I just got back from spending Christmas with my in-laws in Michigan. It was a wonderful trip—we visited with relatives we don’t see much, we ate lots of good food, and we spent time just relaxing and catching up with my husband’s parents and family.
It was the first Christmas I didn’t spend with my side of the family, and the differences were compelling. Of course, there were obvious ones: Christmas Eve was much quieter and peaceful than the boisterous, crowded Italian Christmas Eves of my past. There was no spaghetti, meatballs, or traditional fish dishes, but there were plenty of delicious roasts, potatoes, and desserts like apple crisp. Instead of the frenzied gift exchange, we opened our gifts one by one; instead of Midnight Mass, we went to a 5pm Lutheran service—and I loved every second of it, just like I love the traditions I’ve known since childhood.
Over the course of the four days, I couldn’t help noticing lots of other fundamental differences, namely that for the first time in my life, I saw what a healthy Christmas looked like for a healthy family.
My mother-in-law cooked meal after meal, and was able to chop, mix, scrub, and lift. Between her spine problems, reconstructed shoulders, and bone-crushing degenerative joint disease and advanced rheumatoid arthritis, my mother hasn’t been able to do any of these things in such a long time. My father-in-law spent time clearing brush in the backyard, moving large limbs and getting his hands dirty. When he was done, he went on a walk with us and then helped vacuum the living room. Between his muscle disease and his heart problems, the weakness, pain, and fatigue that physical exertion often causes my father means he can’t do things he’d like to do, like putter in his own backyard, move things for my mother, or run to the grocery store without paying for it later.

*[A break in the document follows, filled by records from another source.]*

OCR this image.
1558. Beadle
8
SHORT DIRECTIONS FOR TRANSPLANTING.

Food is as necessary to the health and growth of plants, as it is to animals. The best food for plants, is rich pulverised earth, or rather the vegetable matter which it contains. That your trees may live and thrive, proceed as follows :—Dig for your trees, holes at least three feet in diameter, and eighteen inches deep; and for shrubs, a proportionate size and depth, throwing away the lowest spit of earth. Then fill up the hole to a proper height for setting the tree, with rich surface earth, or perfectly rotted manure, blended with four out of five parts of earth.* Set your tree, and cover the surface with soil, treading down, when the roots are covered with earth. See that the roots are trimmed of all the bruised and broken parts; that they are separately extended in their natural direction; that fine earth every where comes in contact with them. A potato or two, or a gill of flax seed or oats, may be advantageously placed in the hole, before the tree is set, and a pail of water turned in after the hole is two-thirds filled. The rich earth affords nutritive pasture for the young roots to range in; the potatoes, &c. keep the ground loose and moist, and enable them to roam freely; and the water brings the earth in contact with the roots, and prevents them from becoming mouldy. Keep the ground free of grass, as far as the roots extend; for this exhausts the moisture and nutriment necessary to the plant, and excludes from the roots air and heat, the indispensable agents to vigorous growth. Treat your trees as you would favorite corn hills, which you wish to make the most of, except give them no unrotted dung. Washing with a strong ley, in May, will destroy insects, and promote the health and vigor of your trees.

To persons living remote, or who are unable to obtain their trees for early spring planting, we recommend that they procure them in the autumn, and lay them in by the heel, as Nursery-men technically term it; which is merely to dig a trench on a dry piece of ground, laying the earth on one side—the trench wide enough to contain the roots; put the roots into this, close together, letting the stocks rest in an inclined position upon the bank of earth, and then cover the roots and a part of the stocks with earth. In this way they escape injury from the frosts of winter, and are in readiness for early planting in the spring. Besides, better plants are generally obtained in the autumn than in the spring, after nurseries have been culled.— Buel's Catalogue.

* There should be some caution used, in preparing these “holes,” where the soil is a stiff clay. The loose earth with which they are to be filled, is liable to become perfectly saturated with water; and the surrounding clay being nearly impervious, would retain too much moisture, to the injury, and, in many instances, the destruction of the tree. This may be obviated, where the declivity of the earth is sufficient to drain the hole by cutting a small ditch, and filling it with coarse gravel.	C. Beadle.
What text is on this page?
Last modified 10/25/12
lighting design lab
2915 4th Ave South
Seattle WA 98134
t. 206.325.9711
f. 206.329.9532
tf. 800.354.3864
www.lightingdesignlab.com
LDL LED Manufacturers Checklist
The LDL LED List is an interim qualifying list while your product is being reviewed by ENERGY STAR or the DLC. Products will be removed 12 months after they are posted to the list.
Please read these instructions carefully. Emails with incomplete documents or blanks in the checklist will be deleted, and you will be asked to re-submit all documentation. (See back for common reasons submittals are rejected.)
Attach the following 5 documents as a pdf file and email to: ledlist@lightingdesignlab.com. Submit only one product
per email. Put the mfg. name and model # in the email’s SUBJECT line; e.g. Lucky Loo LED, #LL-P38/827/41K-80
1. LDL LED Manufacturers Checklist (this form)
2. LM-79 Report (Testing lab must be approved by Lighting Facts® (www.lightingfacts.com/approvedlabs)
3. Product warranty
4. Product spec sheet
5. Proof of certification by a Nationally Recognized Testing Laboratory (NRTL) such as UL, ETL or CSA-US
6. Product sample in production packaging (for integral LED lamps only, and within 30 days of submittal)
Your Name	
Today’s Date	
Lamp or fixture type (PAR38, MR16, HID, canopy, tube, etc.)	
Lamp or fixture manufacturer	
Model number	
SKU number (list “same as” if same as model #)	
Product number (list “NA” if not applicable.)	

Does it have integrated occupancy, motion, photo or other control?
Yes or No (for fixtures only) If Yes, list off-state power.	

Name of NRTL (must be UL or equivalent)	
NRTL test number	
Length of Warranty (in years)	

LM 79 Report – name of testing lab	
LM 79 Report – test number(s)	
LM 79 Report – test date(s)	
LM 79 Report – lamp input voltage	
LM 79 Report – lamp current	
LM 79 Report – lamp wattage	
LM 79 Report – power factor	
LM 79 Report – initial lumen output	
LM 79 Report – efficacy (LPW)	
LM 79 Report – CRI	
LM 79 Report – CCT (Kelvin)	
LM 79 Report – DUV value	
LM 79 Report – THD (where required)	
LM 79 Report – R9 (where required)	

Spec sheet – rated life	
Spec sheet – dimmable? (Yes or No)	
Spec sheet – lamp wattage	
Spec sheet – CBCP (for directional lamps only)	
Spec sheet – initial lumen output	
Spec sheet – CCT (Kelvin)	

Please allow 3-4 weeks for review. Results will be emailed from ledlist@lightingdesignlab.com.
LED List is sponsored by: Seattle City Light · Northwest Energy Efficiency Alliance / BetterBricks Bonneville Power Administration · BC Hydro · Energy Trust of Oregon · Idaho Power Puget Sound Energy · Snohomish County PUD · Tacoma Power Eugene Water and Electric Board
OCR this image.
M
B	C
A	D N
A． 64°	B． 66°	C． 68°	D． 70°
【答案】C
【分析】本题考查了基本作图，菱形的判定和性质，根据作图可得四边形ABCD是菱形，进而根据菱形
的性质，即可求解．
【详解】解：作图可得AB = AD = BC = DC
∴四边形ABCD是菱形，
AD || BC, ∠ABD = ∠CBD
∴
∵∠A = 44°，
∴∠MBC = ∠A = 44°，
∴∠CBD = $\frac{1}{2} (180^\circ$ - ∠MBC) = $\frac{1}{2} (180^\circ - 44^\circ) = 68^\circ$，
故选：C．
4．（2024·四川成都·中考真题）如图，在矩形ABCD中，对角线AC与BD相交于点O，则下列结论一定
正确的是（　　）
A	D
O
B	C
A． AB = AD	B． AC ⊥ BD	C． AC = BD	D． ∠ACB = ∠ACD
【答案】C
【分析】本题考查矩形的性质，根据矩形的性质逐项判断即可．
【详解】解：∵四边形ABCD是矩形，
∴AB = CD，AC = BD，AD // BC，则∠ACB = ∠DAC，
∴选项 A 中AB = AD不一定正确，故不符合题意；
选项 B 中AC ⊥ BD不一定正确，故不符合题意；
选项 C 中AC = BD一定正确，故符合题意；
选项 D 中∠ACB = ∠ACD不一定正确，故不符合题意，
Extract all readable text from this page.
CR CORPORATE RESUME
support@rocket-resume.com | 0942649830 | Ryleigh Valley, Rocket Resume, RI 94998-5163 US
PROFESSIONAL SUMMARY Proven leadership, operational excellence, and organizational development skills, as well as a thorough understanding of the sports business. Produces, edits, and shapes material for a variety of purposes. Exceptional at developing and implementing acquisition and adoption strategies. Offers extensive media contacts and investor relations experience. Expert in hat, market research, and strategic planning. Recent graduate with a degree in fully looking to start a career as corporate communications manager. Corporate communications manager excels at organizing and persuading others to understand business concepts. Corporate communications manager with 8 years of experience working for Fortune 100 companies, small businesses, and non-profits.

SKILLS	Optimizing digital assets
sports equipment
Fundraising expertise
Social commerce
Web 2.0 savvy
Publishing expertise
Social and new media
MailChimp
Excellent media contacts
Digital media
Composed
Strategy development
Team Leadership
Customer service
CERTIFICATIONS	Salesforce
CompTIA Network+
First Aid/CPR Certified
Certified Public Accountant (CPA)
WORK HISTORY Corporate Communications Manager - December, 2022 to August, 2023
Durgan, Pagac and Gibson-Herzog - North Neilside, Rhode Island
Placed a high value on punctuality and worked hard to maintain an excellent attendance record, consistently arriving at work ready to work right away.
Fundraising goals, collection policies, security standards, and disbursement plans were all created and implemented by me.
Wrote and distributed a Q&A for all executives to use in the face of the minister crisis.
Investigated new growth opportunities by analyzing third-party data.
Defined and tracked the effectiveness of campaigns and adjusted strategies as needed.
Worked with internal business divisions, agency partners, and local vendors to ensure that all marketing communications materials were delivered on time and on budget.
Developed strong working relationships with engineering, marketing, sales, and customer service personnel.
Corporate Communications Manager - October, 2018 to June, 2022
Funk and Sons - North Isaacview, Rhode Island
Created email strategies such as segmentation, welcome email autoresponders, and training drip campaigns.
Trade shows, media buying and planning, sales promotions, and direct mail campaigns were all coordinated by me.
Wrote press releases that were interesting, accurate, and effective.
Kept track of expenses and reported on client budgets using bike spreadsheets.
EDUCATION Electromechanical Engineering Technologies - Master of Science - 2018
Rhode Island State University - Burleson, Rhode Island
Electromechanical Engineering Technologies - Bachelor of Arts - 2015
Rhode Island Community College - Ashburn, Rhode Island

I wasn’t used to long car rides or shopping trips that didn’t translate into a day’s recuperation, or how getting the house ready for company didn’t mean being in so much pain afterwards that sitting up seems like a monumental effort. I wasn’t used to not having to build in extra time to recover from tasks, or not worrying that a family party would do more harm than benefit to my parents. There was no nausea from chemotherapy, no heating pads or ice packs to procure, no last minute prescriptions to pick up at Walgreens, no stress or frustration or struggle.
In essence, I wasn’t used to daily tasks and holiday preparations being so effortless, to life being so calm and even keel. And in the middle of all the celebration and tradition, I felt a twinge of sadness for the family I left in Boston. They would trade all the Christmas gifts in the world for one day of living like this, and for everything they do have—joy, love, support, friends, etc—this is the one gift they will never have. They don’t resent or lament that, but once I saw what it could be like, once I saw how the healthy lived, I couldn’t help but wish for it for them.